Mon propos est d’écrire un roman sur la liberté. J’ai voulu retracer le chemin qu’ont suivi quelques personnes et quelques groupes sociaux entre 1938 et 1944. Ce chemin les conduira jusqu’à la libération de Paris, non point peut-être jusqu’à la leur propre. Mais j’espère du moins faire pressentir par-delà ce temps où il faut bien que je m’arrête, quelles sont les conditions d’une délivrance totale51.
36Cette capacité « à faire pressentir », Sartre la louait chez Dos Passos, parce qu’elle allait de pair, nous l’avons vu, avec une absence de « dire ». Cependant, il n’est pas certain que Sartre soit lui-même parvenu à faire tenir ensemble les deux termes de l’équation, à faire sentir sans démontrer, comme l’ont relevé des lecteurs et critiques de l’époque. Ainsi, pour M. Blanchot, le lecteur « pressent » bien que l’expérience décrite « est probablement liée à une morale » et que les chemins que nous fait suivre l’auteur « se dirigent vers une fin qu’il nous recommande ou un but définitif qu’il nous indique52 ».
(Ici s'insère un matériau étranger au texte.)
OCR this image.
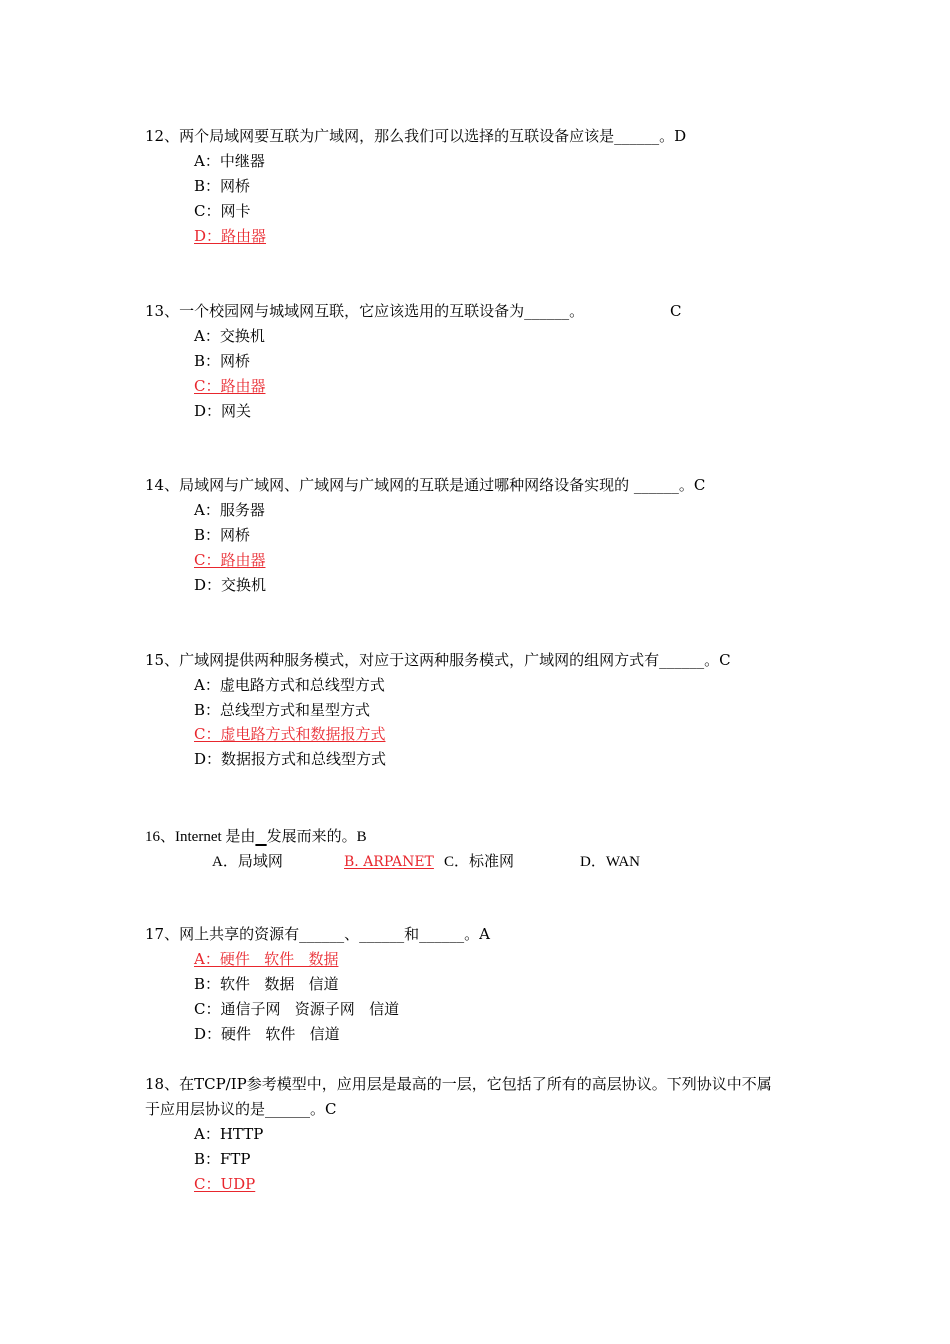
12、两个局域网要互联为广域网，那么我们可以选择的互联设备应该是______。D
A：中继器
B：网桥
C：网卡
D：路由器
13、一个校园网与城域网互联，它应该选用的互联设备为______。	C
A：交换机
B：网桥
C：路由器
D：网关
14、局域网与广域网、广域网与广域网的互联是通过哪种网络设备实现的 ______。C
A：服务器
B：网桥
C：路由器
D：交换机
15、广域网提供两种服务模式，对应于这两种服务模式，广域网的组网方式有______。C
A：虚电路方式和总线型方式
B：总线型方式和星型方式
C：虚电路方式和数据报方式
D：数据报方式和总线型方式
16、Internet 是由 发展而来的。B
A．局域网	B. ARPANET C．标准网	D．WAN
17、网上共享的资源有______、______和______。A
A：硬件   软件   数据
B：软件   数据   信道
C：通信子网   资源子网   信道
D：硬件   软件   信道
18、在TCP/IP参考模型中，应用层是最高的一层，它包括了所有的高层协议。下列协议中不属
于应用层协议的是______。C
A：HTTP
B：FTP
C：UDP
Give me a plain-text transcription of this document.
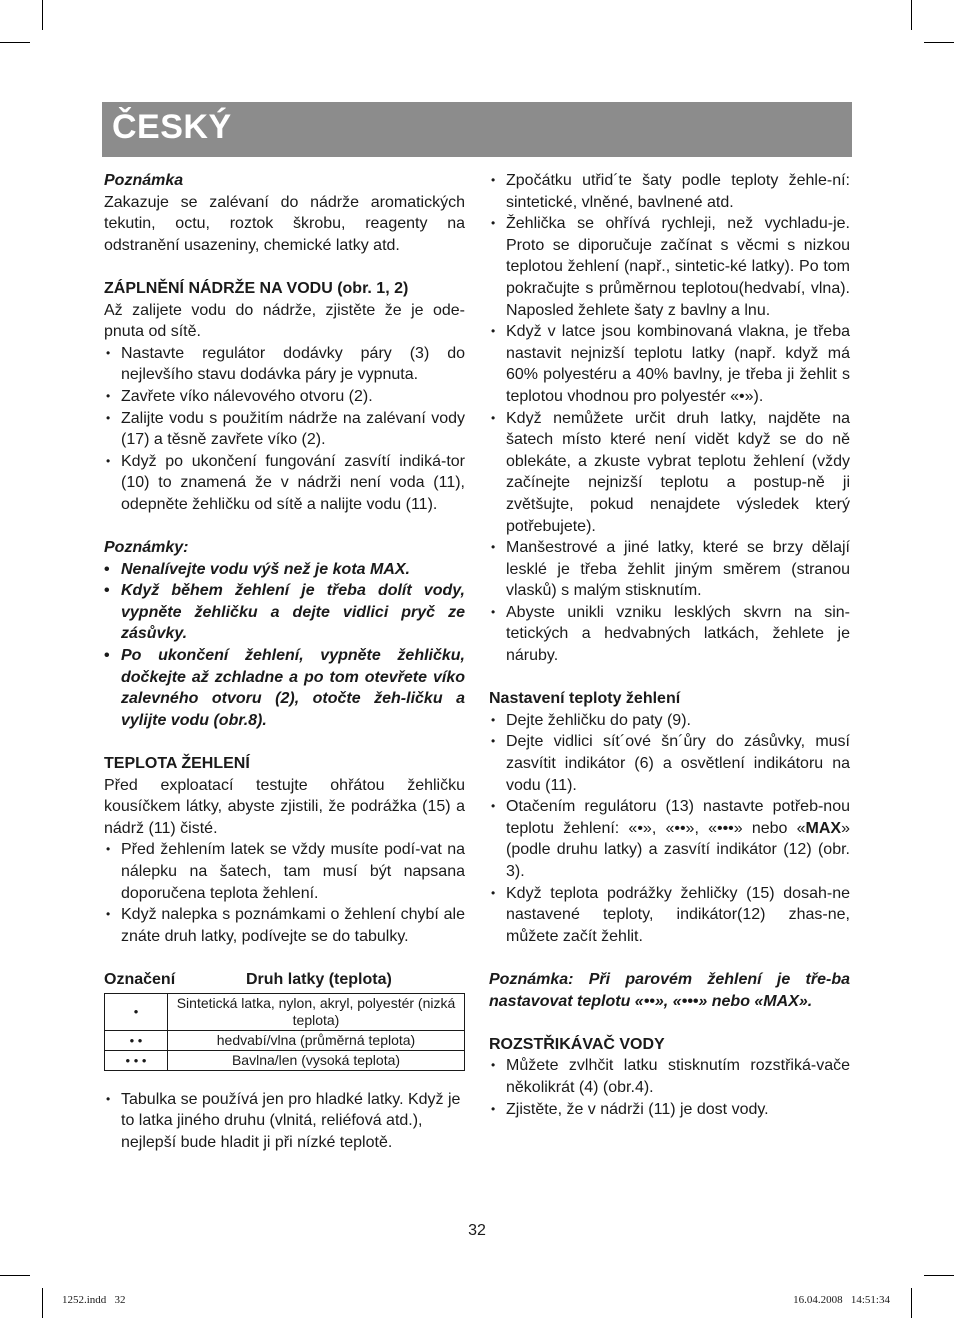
ČESKÝ

Poznámka

Zakazuje se zalévaní do nádrže aromatických tekutin, octu, roztok škrobu, reagenty na odstranění usazeniny, chemické latky atd.

ZÁPLNĚNÍ NÁDRŽE NA VODU (obr. 1, 2)

Až zalijete vodu do nádrže, zjistěte že je ode-pnuta od sítě.

• Nastavte regulátor dodávky páry (3) do nejlevšího stavu dodávka páry je vypnuta.
• Zavřete víko nálevového otvoru (2).
• Zalijte vodu s použitím nádrže na zalévaní vody (17) a těsně zavřete víko (2).
• Když po ukončení fungování zasvítí indiká-tor (10) to znamená že v nádrži není voda (11), odepněte žehličku od sítě a nalijte vodu (11).

Poznámky:

• Nenalívejte vodu výš než je kota MAX.
• Když během žehlení je třeba dolít vody, vypněte žehličku a dejte vidlici pryč ze zásůvky.
• Po ukončení žehlení, vypněte žehličku, dočkejte až zchladne a po tom otevřete víko zalevného otvoru (2), otočte žeh-ličku a vylijte vodu (obr.8).

TEPLOTA ŽEHLENÍ

Před exploatací testujte ohřátou žehličku kousíčkem látky, abyste zjistili, že podrážka (15) a nádrž (11) čisté.

• Před žehlením latek se vždy musíte podí-vat na nálepku na šatech, tam musí být napsana doporučena teplota žehlení.
• Když nalepka s poznámkami o žehlení chybí ale znáte druh latky, podívejte se do tabulky.
Označení	Druh latky (teplota)
•	Sintetická latka, nylon, akryl, polyestér (nizká teplota)
• •	hedvabí/vlna (průměrná teplota)
• • •	Bavlna/len (vysoká teplota)
• Tabulka se používá jen pro hladké latky. Když je to latka jiného druhu (vlnitá, reliéfová atd.), nejlepší bude hladit ji při nízké teplotě.
• Zpočátku utřid´te šaty podle teploty žehle-ní: sintetické, vlněné, bavlnené atd.
• Žehlička se ohřívá rychleji, než vychladu-je. Proto se diporučuje začínat s věcmi s nizkou teplotou žehlení (např., sintetic-ké latky). Po tom pokračujte s průměrnou teplotou(hedvabí, vlna). Naposled žehlete šaty z bavlny a lnu.
• Když v latce jsou kombinovaná vlakna, je třeba nastavit nejnizší teplotu latky (např. když má 60% polyestéru a 40% bavlny, je třeba ji žehlit s teplotou vhodnou pro polyestér «•»).
• Když nemůžete určit druh latky, najděte na šatech místo které není vidět když se do ně oblekáte, a zkuste vybrat teplotu žehlení (vždy začínejte nejnizší teplotu a postup-ně ji zvětšujte, pokud nenajdete výsledek který potřebujete).
• Manšestrové a jiné latky, které se brzy dělají lesklé je třeba žehlit jiným směrem (stranou vlasků) s malým stisknutím.
• Abyste unikli vzniku lesklých skvrn na sin-tetických a hedvabných latkách, žehlete je náruby.

Nastavení teploty žehlení

• Dejte žehličku do paty (9).
• Dejte vidlici sít´ové šn´ůry do zásůvky, musí zasvítit indikátor (6) a osvětlení indikátoru na vodu (11).
• Otačením regulátoru (13) nastavte potřeb-nou teplotu žehlení: «•», «••», «•••» nebo «MAX» (podle druhu latky) a zasvítí indikátor (12) (obr. 3).
• Když teplota podrážky žehličky (15) dosah-ne nastavené teploty, indikátor(12) zhas-ne, můžete začít žehlit.

Poznámka: Při parovém žehlení je tře-ba nastavovat teplotu «••», «•••» nebo «MAX».

ROZSTŘIKÁVAČ VODY

• Můžete zvlhčit latku stisknutím rozstřiká-vače několikrát (4) (obr.4).
• Zjistěte, že v nádrži (11) je dost vody.
32
1252.indd   32	16.04.2008   14:51:34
37En outre, il convient de souligner que, à l’instar du roman à thèse, le roman sartrien possède un intertexte doctrinal, en l’occurrence la philosophie existentialiste, qui détermine l’orientation du roman53. Cependant, pas plus que l’on ne saurait inférer de la charge théorique de l’œuvre son appartenance au roman à thèse54, on ne saurait affirmer, comme le fait S. R. Suleiman à propos de ce dernier, que cette doctrine est porteuse d’un ensemble fixe et déterminé de valeurs et encore moins d’une règle d’action univoque adressée au lecteur.
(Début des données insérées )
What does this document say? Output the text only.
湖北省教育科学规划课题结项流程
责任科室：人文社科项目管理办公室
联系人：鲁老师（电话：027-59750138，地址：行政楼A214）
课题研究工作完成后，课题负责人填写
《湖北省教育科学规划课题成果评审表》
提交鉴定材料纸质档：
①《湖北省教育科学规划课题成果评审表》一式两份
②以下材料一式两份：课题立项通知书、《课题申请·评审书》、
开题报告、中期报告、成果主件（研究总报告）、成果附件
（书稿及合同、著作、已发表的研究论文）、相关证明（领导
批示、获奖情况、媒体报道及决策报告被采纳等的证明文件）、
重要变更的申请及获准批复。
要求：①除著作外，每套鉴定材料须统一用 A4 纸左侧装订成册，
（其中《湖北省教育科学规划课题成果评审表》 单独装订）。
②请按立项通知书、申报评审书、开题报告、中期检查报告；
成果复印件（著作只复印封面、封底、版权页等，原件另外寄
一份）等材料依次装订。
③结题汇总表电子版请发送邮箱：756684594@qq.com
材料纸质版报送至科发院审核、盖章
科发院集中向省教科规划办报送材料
38Inscrite au cœur même du roman sartrien, la pluralité est bien ce qui distingue, en dernière instance, l’œuvre sartrienne du roman à thèse. En effet, cette pluralité non seulement est voulue, déterminant des procédés de narration spécifiques (le simultanéisme et la multiplication des points de vue, que nous analyserons plus loin) mais fait encore partie du projet métaphysique de l’auteur : représenter des individus pris au piège de leur liberté dans un monde de contingences, où tout choix est possible et en même temps irréversible. C’est bien en tant que forme-sens, où la technique romanesque est indissociable de l’intention philosophique, que le roman engagé sartrien doit à présent être analysé.
Un roman de situation
Pendant la bonace trompeuse des années 1937-1938, il y avait des gens qui pouvaient encore garder l’illusion, en certains milieux, d’avoir une histoire individuelle bien cloisonnée, bien étanche. C’est pourquoi j’ai choisi de raconter L’Âge de raison comme on le fait d’ordinaire, en montrant seulement les relations de quelques individus. Mais avec les journées de septembre 1938, les cloisons s’effondrent. L’individu, sans cesser d’être une monade, se sent engagé dans une partie qui le dépasse. Il demeure un point de vue sur le monde, mais il se surprend en voie de généralisation et de dissolution. C’est une monade qui fait eau, qui ne cessera plus de faire eau. Pour rendre compte de l’ambiguïté de cette condition, j’ai dû avoir recours au « grand écran ». […] J’ai tenté de tirer profit des recherches techniques qu’ont faites certains romanciers de la simultanéité tels Dos Passos et Virginia Woolf55…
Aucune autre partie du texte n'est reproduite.